There is not a single reference to the Ved or the UpaNiSad in Das’s discussion of Dharma. The Dharma of Maha-Bharat draws very heavily from the Dharma of the Ved & the UpaNiSad. But Gurcharan Das does not even mention these definitive texts in passing.

How Das can discuss Dharma of the Maha-Bharat simply from the point of view of the Christian Catholic Church or Greek Mythology is simply beyond us. But then, Das does not take the Christian analogy to its logical conclusion. Every winning Christian nation created and used the concept of ‘Muscular Christianity’ to justify their actions against people of other religions and countries.

Das does not discuss ‘Muscular Christianity’. Instead, Das falls back on the traditional fatalist approach:


  • The epic is ambivalent about Krishna’s pragmatic defense.
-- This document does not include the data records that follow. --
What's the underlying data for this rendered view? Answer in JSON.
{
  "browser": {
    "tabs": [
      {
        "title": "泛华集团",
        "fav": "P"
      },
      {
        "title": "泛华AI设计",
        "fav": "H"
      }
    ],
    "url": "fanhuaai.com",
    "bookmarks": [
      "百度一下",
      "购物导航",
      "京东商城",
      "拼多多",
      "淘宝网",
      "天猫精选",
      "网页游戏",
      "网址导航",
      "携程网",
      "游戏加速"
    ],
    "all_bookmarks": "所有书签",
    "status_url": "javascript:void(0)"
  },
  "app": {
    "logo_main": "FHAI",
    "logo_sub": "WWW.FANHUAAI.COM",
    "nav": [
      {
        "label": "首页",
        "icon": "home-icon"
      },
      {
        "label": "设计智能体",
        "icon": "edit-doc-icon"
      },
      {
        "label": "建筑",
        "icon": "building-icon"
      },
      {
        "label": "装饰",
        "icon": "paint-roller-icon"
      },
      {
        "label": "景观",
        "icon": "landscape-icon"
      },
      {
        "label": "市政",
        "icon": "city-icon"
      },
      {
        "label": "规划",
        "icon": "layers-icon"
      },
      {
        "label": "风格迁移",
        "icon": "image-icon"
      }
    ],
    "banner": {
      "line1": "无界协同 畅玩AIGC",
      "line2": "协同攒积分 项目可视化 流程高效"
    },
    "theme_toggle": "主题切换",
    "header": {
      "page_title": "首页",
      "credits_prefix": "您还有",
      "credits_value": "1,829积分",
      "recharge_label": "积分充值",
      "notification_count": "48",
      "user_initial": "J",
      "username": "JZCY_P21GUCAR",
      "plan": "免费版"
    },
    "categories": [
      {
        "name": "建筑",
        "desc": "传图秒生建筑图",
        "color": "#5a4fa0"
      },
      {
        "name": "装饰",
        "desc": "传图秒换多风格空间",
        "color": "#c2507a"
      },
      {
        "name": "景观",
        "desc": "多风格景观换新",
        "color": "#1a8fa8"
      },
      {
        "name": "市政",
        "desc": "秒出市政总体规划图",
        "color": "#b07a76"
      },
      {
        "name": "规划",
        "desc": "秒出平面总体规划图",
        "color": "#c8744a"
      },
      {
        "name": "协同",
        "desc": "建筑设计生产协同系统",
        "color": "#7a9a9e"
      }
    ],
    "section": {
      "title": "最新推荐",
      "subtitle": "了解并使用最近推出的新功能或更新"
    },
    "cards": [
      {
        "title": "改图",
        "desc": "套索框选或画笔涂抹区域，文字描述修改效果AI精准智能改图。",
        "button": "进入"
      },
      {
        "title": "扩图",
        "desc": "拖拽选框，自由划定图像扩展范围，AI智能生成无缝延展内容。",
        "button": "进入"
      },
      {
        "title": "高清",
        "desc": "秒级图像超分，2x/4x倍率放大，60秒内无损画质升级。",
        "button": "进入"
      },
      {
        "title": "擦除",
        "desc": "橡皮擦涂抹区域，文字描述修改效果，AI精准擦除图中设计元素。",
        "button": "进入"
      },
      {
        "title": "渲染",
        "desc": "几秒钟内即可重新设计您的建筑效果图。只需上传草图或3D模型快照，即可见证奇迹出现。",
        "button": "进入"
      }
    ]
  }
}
It refuses to accept the idea that good consequences outweigh evil methods….If good people are not allowed to win by any means, and if they must fight justly, then one must be prepared to face the fact that they might lose. There is no guarantee that truth and goodness will prevail in human history. The Pandav must accept this and wait, perhaps, for another day.page 204
Please forgive us, but this is utter bilge, garbage in it purest form. He actually says that the Pandav should have accepted losing the war and waited for another day! This is not the Maha-Bharat speaking.

This is Das giving his opinion based on the teachings at the University of Chicago from Jewish-Christian professors who have written that ‘Hindu’ texts were borrowed from Buddhist texts even though Buddha was born about 1,000 years after Krishna. This is why Das provides no references for these opinions.
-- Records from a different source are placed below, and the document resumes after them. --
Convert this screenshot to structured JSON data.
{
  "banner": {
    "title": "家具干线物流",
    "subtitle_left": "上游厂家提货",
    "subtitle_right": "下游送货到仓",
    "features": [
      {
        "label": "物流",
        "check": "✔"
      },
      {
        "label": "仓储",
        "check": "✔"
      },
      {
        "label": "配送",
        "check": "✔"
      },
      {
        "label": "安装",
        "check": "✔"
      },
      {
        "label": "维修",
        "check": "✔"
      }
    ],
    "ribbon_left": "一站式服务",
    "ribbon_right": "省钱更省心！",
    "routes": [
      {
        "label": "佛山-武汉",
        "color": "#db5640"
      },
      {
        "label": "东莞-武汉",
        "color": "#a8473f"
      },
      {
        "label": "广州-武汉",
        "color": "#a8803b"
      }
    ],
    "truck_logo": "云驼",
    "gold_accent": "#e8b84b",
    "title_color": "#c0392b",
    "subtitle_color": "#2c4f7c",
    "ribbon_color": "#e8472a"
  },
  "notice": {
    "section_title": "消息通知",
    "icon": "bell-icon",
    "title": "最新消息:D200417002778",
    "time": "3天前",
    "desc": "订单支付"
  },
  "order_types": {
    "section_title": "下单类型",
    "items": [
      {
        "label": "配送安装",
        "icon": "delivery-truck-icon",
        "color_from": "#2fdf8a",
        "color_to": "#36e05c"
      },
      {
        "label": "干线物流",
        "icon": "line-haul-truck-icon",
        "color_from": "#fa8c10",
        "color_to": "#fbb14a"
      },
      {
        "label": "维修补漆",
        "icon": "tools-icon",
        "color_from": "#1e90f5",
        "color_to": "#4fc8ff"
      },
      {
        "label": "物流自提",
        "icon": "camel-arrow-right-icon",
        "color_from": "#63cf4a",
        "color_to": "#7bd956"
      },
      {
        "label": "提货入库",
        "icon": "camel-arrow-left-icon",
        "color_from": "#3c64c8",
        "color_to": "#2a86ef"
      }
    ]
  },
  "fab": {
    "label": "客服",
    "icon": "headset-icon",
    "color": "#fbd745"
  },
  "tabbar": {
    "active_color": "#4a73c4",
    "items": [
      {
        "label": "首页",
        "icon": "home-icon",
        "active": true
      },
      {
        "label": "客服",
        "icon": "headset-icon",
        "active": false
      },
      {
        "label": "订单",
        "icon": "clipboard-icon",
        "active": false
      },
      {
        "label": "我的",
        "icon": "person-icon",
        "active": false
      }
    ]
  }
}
This is why all opinions of Das reflect the pacifist Buddhist point of view. That is why he writes:


  • However the point of the Maha-Bharat is that Dharma is Sukshma, ‘subtle’, and it is often difficult to tell right from wrong.
In our opinion, Das is dreadfully wrong. The Ved, the UpaNiSad, the Bhagwat Geeta and the Maha-Bharat are crystal clear about the truth of Eternal Dharma. That truth was embodied in the actions of Krishna in the Maha-Bharat, the actions of a true Karma-Yogi:


  • That Dharma might be sukshma but it is Clear and it is NEVER difficult to tell right from wrong.
This is why every major festival of Eternal Dharma celebrates the annihilation of Evil by Good.